There’s been a lot of previous discussion about Rethinking the Museum Website, MCN had a brilliant panel about it last autumn, and Suse Cairns over at Museum Geek ponders about it a lot. It was really great to see Nate and Robin talk about the actual process of designing, creating and overall flipping the concept of what is capable with a museum website on its head. A really nice way of summing this up is that the Walker is a safe place for unsafe ideas.
The objectives for the new website aren’t actually too dissimilar from most other museums’ to communicate the brand and mission, to promote programmes, and to facilitate physical visits. But Walker’s implementation of those objectives is completely different. The new website, which took more than two years to create, wanted to be an “idea hub”. I really like classing and designing a museum website to be an ‘idea hub’. It already sounds like a website you want to visit.

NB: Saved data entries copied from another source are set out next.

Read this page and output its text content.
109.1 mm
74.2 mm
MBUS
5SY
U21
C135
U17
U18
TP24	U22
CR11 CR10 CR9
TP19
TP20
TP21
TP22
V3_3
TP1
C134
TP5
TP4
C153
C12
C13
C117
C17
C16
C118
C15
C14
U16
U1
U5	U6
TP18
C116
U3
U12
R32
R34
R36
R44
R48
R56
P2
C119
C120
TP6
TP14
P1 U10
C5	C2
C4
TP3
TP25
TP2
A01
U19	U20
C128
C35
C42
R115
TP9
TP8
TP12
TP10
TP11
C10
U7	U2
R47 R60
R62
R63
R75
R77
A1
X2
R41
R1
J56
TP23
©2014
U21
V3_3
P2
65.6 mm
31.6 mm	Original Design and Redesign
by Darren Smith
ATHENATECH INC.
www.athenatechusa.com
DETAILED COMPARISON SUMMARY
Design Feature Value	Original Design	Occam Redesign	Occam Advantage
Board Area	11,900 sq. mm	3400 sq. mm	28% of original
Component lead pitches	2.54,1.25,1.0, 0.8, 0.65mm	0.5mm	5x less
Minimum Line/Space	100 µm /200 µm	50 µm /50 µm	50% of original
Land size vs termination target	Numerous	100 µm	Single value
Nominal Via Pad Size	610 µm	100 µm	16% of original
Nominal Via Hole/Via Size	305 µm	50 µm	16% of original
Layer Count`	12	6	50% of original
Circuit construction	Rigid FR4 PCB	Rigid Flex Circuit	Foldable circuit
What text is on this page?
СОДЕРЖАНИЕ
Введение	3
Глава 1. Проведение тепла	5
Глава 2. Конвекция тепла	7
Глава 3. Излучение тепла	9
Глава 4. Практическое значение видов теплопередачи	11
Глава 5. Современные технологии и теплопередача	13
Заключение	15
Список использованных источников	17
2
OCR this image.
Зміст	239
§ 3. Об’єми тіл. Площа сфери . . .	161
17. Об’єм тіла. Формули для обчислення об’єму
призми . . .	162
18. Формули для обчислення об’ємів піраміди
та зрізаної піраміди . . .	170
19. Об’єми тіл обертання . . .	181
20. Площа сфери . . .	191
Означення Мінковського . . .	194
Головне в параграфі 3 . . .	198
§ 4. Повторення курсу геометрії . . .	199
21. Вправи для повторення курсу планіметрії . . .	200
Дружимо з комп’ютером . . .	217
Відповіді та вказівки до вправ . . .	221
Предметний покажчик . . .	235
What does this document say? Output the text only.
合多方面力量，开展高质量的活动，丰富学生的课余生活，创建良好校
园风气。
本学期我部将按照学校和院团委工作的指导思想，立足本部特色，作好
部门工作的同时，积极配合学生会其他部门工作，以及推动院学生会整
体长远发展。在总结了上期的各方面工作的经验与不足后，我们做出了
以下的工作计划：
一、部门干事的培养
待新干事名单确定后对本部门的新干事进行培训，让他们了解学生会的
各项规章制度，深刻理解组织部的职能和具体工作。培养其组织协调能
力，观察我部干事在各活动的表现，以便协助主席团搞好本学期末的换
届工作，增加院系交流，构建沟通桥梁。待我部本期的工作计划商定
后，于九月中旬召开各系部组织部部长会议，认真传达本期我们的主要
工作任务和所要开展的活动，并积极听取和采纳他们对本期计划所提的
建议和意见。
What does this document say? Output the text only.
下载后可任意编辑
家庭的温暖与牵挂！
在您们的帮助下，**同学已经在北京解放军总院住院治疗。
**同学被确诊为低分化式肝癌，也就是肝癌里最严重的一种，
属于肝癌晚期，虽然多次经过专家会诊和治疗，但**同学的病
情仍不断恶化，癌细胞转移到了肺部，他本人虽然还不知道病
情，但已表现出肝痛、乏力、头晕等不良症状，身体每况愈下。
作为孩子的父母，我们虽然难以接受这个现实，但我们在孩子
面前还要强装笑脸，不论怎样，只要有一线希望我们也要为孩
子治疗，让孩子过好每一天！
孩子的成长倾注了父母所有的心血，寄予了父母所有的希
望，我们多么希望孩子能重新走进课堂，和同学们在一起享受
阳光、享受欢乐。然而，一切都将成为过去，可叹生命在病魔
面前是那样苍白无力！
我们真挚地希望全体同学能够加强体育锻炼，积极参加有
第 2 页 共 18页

It also has content centred approach, or content based marketing, so in a way it looks and feels more like a magazine than a website, and, unlike many other websites who are designed to be the ultimate final destination, the Walker site sees itself as a node rather than an endpoint. In order to become a node museums need to start curating the web. Their advice is that museums should concentrate on producing content that is unique to their institution, and that linking to someone else who knows more than them is a clear mark of confidence and authority. If that didn’t make sense here’s the tweet: “Curating the web gives @walkerartcenter authority online. Linking = authority.”
On top of that, there are lots and lots of gorgeous design and gorgeous content, which helps set the tone, and there are also some really nice user features, which play and bring fun to the site (bees, confetti, Cat Breaks and an awesome web comic). What was really refreshing to hear, was the battle that they had to get the website to fruition. You don’t normally hear about the difficulties of institutional buy in and departmental spats (even though we all know they happen, and are probably in the middle of one right now). So when they described what they called ‘user experience wars’ it all sounds so very very familiar, but something that is not often said outloud. From the Walker’s experience you should always focus on the user experience when demands from colleagues come in. Yes please. It would make my job easier.
I’m going to leave you with the Black Slide of the Keynote:
“People will engage with your organisation if you deliver content that adds value.”